Tuesday, July 28, 2020

Propagating Strawberries, continued


It’s been almost 4 weeks and time to separate the young runnered strawberry plants from their parents.  Each plant in its 4 inch pot is cut free from its runner, weeded and its wiggly-wire staple removed.  If I wait longer to remove the staple, it can become ingrown in the roots and will tear roots if forced out.

The 50 new plants are placed on trays and elevated off the ground to keep the Strawberry Root Weevils confused, hopefully.  They’re kept in a handy spot in full sun where I can keep an eye on them for their watering needs.  
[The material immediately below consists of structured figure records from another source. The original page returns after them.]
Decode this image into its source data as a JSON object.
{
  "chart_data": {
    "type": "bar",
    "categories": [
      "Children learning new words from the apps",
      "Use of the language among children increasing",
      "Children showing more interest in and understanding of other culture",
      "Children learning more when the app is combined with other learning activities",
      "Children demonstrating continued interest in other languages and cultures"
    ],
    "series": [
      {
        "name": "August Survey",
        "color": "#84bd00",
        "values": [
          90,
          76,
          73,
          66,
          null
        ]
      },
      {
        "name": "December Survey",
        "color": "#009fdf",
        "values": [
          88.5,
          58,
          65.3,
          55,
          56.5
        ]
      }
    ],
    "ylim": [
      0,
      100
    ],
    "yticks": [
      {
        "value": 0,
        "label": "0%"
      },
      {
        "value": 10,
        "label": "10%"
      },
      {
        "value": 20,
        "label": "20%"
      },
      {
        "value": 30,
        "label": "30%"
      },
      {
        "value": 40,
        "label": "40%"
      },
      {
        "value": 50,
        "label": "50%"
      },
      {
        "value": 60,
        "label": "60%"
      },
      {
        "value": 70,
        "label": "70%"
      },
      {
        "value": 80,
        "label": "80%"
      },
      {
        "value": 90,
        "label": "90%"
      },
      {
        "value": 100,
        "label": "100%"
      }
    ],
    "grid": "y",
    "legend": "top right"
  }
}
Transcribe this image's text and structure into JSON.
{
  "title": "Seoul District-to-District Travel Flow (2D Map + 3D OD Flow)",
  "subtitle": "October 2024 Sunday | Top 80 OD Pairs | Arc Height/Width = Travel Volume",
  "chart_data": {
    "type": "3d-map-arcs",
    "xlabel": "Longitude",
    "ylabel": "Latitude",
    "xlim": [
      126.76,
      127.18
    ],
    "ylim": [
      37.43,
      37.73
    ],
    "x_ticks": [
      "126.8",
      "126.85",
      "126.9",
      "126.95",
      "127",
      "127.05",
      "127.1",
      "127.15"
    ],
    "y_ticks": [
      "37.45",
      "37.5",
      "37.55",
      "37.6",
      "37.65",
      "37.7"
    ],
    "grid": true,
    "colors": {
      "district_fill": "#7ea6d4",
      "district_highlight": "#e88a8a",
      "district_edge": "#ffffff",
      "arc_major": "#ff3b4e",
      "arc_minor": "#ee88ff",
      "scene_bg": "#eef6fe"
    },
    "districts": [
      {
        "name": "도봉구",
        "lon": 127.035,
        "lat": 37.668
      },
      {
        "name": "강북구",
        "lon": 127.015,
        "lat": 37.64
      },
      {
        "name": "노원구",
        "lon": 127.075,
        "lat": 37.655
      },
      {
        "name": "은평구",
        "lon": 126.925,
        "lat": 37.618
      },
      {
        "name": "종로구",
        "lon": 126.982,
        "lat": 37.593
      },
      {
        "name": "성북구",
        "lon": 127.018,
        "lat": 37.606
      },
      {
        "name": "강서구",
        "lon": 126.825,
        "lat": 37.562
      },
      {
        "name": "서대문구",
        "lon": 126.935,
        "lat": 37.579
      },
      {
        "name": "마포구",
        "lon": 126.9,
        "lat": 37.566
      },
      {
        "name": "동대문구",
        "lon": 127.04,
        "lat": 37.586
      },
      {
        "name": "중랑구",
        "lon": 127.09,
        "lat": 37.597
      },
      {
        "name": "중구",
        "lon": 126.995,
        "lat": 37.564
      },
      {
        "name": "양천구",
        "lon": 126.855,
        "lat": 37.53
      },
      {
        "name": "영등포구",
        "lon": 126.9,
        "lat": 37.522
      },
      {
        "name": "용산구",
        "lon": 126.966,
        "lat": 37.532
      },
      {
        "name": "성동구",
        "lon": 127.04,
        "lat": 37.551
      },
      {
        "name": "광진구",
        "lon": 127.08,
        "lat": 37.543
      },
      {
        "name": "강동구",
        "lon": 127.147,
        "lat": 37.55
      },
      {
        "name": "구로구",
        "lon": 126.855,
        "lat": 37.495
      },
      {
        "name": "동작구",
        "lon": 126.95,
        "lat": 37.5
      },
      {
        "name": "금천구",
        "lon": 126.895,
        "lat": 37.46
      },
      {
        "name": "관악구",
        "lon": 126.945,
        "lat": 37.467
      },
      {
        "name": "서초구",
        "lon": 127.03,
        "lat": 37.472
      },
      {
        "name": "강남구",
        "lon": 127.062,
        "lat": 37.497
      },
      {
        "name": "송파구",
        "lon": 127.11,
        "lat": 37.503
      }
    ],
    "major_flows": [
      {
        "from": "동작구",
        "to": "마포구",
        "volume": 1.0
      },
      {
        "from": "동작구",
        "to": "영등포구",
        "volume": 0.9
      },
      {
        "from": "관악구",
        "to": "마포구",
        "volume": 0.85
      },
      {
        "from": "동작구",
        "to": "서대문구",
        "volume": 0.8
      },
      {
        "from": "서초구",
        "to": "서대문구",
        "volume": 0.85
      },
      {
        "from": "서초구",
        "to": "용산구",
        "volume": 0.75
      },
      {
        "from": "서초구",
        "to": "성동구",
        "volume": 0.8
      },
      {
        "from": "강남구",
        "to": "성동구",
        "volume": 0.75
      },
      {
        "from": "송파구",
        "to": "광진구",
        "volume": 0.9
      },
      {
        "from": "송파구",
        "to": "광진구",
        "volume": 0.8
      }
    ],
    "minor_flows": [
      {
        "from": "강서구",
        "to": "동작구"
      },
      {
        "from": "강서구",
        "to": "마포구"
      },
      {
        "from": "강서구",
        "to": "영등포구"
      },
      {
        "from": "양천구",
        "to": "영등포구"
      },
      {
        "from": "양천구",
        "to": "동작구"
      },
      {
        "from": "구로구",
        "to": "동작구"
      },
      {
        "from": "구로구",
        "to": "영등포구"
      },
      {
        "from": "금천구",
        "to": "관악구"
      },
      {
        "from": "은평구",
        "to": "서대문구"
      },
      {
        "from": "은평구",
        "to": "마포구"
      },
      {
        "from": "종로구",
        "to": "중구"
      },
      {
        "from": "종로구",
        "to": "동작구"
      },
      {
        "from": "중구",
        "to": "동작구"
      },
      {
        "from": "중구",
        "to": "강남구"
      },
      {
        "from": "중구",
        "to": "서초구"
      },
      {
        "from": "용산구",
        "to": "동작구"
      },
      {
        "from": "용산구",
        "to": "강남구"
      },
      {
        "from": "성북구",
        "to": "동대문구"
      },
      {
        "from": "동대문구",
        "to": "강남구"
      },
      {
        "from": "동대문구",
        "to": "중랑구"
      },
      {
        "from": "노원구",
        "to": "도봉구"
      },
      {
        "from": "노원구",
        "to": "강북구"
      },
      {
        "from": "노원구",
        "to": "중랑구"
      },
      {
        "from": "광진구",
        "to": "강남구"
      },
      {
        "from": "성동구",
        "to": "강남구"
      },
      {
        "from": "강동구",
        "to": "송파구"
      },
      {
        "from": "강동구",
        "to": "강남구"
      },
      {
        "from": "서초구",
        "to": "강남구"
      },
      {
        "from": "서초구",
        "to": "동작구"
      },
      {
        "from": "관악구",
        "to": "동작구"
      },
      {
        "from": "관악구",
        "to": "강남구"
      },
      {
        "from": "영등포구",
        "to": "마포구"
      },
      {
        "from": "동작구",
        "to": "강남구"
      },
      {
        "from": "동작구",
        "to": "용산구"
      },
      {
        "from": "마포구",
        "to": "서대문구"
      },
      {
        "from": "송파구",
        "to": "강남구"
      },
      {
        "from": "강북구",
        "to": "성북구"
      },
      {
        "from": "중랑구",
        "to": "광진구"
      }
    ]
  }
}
They can grow in their pots another couple of weeks at the most and then need to be transplanted into their new bed a good distance from the old bed --- so the weevils don't find them right away.  I have a potato bed saved for them that should be harvested and cleared out soon.

The old strawberry bed is immediately pulled and cleaned of all roots, runners and foliage.  I find the old root crowns don’t compost hardly at all in my slow, four-year compost box and with weevils about I’m glad to set them all out for my curbside compostables weekly pickup.

My old strawberry bed was located right next to this year’s onion bed and the onions are almost ready to lift so that will give me two fine fresh beds for my chicken run with my two hens.  They will fertilize those two beds for some of next year’s potatoes.